5.4 Provide examples of substantial changes in an entity’s culture that could have an impact on its risk management process (2)

Answer 25

1) Mergers and Acquisitions

2) Restructuring can change a company’s culture

Question 26

6.1 Identify sources of continual improvement in ERM (5)

Answer 26

1) New technology—May offer opportunity to improve efficiency.

2) Historical shortcomings—Monitoring can identify these and causes of past failures to improve enterprise risk management.

3) Organizational change—Pursuing continual improvement can identify the need for organizational changes, such as a change in the governance model.

4) Risk appetite—Monitoring provides clarity on factors that affect risk appetite, giving management an opportunity to refine its risk appetite.

5) Risk taxonomy—Continual monitoring of changes and pursuit of improvements can identify patterns as the business changes, which can lead revisions in an entity’s risk taxonomy.

6) Communications—Monitoring can identify outdated or poorly functioning communication processes.

7) Peer comparison—Monitoring industry peers can help determine if an entity is operating outside of industry performance boundaries.

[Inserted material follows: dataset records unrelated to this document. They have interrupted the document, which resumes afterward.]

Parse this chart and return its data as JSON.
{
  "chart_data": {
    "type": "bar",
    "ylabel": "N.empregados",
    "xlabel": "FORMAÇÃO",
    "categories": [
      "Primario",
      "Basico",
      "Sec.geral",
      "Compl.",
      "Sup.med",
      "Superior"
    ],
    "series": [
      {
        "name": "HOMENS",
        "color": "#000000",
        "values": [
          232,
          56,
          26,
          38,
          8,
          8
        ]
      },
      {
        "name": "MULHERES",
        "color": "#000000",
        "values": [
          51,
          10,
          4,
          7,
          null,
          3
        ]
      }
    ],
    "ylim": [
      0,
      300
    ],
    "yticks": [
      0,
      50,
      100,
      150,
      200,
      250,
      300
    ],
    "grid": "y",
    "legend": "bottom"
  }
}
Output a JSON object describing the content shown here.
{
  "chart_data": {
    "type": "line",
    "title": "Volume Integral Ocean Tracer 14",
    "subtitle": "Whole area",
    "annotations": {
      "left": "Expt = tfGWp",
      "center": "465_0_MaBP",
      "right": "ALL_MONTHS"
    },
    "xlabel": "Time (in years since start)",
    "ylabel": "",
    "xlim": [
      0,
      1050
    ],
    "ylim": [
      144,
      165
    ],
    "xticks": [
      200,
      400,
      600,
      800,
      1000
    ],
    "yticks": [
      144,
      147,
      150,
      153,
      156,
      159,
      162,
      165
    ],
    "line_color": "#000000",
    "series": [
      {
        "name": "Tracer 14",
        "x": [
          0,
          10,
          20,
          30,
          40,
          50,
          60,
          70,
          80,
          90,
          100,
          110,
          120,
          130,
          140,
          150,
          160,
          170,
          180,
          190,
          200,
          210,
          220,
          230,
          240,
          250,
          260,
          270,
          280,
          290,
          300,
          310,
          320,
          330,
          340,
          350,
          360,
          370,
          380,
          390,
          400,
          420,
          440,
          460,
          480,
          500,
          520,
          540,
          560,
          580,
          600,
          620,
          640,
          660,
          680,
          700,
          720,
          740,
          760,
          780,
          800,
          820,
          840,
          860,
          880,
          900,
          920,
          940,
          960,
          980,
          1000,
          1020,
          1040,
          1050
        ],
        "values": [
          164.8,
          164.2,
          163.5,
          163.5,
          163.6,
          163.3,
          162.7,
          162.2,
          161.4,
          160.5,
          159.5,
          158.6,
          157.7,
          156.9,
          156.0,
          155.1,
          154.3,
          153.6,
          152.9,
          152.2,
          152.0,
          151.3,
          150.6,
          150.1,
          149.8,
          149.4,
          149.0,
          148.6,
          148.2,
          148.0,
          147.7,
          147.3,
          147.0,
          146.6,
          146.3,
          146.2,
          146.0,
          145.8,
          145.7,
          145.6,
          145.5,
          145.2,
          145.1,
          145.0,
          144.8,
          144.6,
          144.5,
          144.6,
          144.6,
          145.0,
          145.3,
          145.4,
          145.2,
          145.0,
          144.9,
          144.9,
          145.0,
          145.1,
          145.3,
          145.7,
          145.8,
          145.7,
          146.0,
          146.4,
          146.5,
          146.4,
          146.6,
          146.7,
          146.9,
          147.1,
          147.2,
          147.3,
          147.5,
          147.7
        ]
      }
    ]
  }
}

8) Rate of change in internal and external environments—The rate of change in the environment can trigger need/opportunities to improve enterprise risk management.

Question 27

6.2 Explain the role of baseline information in ERM

Answer 27

Understanding the current and desired future state of ERM provides useful baseline information for improving.

In order to measure improvements a baseline is needed. A baseline should be done for each of the 5 components.

Question 28

6.3 Explain how risk profiles can be used to monitor performance.

Answer 28

Management can analyze the risk profile to determine whether the current level of performance risk is greater, less or as expected compared with the risk assessment results.

Question 29

6.3 What are 4 things that a representation of a risk profile can be used to determine

Answer 29

(a) Has the entity performed as expected and achieved its target?

(b) What risks are occurring that may be impacting performance?

(c) Was the entity taking enough risk to obtain its target?

(d) Was the estimate of risk accurate?